[gPXE] interrupt disabling in pxenv_undi_isr()
Michael Brown
mbrown at fensystems.co.uk
Tue May 18 14:41:46 EDT 2010
On Tuesday 18 May 2010 16:00:17 Alex Zeffertt wrote:
> I've noticed in pxe_undi.c that when the NBP calls PXENV_UNDI_ISR:START
> interrupts get disabled. They are only re-enabled when the NBP calls
> PXENV_UNDI_ISR:GET_NEXT and this returns DONE because there are no more
> packets.
>
> What happens if a packet is received by the NIC between when
> PXENV_UNDI_ISR:GET_NEXT calls netdev_poll() and when
> PXENV_UNDI_ISR:GET_NEXT returns DONE?
>
> Would the NBP lose the interrupt and not know that it needs to call
> PXENV_UNDI_ISR:START again?
No. If the driver is written correctly, then this mechanism is race-free.
If a packet arrives after the driver's poll() routine has acknowledged the
interrupt, then it will re-assert the interrupt condition within the NIC.

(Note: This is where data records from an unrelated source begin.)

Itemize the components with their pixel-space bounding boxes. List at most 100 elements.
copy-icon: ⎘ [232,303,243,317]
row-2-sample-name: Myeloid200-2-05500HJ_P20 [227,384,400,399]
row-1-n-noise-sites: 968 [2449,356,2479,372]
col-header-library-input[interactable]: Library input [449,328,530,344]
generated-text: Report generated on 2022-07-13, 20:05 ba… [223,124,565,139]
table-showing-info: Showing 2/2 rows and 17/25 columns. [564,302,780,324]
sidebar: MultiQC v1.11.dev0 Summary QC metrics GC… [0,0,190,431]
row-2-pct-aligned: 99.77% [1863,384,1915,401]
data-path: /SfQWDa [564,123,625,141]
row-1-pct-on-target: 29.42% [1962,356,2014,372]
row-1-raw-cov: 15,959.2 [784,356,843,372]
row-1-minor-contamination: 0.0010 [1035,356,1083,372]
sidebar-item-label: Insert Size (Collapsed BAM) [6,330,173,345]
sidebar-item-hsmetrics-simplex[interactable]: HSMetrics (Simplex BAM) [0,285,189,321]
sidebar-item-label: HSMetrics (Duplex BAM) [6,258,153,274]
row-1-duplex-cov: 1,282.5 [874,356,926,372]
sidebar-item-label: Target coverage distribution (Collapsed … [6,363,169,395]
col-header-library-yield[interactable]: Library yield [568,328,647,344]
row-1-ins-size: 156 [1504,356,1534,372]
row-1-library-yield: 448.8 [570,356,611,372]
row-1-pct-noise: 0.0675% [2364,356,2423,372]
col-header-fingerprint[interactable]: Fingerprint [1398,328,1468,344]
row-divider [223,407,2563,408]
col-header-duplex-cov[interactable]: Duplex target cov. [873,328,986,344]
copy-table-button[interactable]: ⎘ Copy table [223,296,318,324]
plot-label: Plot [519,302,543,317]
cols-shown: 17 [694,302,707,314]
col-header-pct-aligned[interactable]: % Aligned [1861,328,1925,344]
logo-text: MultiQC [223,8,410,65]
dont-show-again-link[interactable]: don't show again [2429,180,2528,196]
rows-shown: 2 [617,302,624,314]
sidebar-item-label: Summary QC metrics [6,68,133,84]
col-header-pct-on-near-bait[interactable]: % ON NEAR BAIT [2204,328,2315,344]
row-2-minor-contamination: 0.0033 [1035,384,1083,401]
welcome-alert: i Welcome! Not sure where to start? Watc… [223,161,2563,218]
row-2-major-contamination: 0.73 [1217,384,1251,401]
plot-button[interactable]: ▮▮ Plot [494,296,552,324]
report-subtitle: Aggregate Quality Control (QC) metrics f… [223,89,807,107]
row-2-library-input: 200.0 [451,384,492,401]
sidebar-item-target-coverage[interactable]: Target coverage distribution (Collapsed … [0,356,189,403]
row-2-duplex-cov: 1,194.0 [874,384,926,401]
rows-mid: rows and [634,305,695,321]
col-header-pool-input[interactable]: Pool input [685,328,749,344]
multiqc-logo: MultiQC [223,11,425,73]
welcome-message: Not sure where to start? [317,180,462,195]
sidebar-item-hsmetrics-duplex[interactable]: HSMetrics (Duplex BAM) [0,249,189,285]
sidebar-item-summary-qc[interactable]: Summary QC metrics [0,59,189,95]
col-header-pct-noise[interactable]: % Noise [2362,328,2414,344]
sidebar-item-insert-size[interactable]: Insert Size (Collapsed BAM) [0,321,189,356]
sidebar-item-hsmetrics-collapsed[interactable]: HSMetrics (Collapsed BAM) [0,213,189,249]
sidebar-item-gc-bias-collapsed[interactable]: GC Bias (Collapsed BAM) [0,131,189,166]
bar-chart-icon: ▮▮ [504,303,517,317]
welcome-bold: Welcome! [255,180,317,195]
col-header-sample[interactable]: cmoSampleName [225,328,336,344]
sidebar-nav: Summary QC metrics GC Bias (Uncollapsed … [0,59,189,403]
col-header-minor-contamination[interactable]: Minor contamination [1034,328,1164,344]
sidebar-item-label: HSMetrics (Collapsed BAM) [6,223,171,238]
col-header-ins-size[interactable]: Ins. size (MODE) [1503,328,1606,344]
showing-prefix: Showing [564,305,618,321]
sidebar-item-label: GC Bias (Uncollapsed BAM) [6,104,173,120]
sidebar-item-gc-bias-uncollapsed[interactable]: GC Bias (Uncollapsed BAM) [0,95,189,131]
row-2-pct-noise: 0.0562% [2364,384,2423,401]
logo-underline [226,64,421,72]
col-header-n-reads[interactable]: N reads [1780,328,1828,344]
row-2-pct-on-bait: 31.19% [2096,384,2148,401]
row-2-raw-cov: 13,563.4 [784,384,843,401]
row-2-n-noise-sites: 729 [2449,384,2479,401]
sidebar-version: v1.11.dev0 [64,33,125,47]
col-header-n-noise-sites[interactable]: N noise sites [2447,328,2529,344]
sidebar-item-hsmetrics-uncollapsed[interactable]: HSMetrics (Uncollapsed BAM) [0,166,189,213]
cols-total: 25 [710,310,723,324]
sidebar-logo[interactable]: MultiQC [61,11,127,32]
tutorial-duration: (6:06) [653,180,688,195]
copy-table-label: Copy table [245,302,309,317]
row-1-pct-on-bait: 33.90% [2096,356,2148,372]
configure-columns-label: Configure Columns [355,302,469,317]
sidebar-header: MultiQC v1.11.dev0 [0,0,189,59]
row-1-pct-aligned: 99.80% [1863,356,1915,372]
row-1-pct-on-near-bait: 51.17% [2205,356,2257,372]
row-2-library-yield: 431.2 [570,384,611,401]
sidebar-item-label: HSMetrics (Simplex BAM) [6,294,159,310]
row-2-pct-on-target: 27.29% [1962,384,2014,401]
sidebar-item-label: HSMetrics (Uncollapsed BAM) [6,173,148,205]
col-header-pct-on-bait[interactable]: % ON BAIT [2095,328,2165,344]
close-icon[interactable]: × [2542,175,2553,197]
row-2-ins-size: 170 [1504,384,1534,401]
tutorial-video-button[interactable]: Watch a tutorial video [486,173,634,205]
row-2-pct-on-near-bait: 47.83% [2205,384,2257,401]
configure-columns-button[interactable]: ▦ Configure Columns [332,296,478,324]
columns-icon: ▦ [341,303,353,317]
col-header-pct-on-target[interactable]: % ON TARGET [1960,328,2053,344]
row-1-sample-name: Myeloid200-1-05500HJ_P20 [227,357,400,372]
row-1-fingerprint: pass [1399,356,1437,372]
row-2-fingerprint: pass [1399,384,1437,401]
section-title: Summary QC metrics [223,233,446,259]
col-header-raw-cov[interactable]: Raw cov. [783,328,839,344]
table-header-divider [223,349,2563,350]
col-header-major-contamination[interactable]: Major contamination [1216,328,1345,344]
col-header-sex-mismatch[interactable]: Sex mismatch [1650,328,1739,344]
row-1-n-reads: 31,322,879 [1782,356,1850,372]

This will result in a fresh interrupt as soon as interrupts are re-enabled, so
no events are lost.
For this to function correctly, the driver and hardware must exhibit the
following properties:
1. It must be possible for the hardware to support the notion of a pending
interrupt that is masked out and so not asserted onto the PCI bus. Most cards
will support this; the typical legacy interrupt mechanism is to have an
internal read-clear (or write-clear) register that represents the state of
whether or not the card *wants* to assert an interrupt, and this is gated by
the overall interrupt mask register before it reaches the PCI INT# line.
2. The driver's poll() routine must be written so that the interrupt
acknowledgement happens *before* descriptor rings etc are checked.
Some cards use more sophisticated interrupt mechanisms (e.g. involving writing
a consumer counter value to an internal register, rather than simply
acknowledging all events); separate reasoning will apply here but the end
result should still be race-free operation.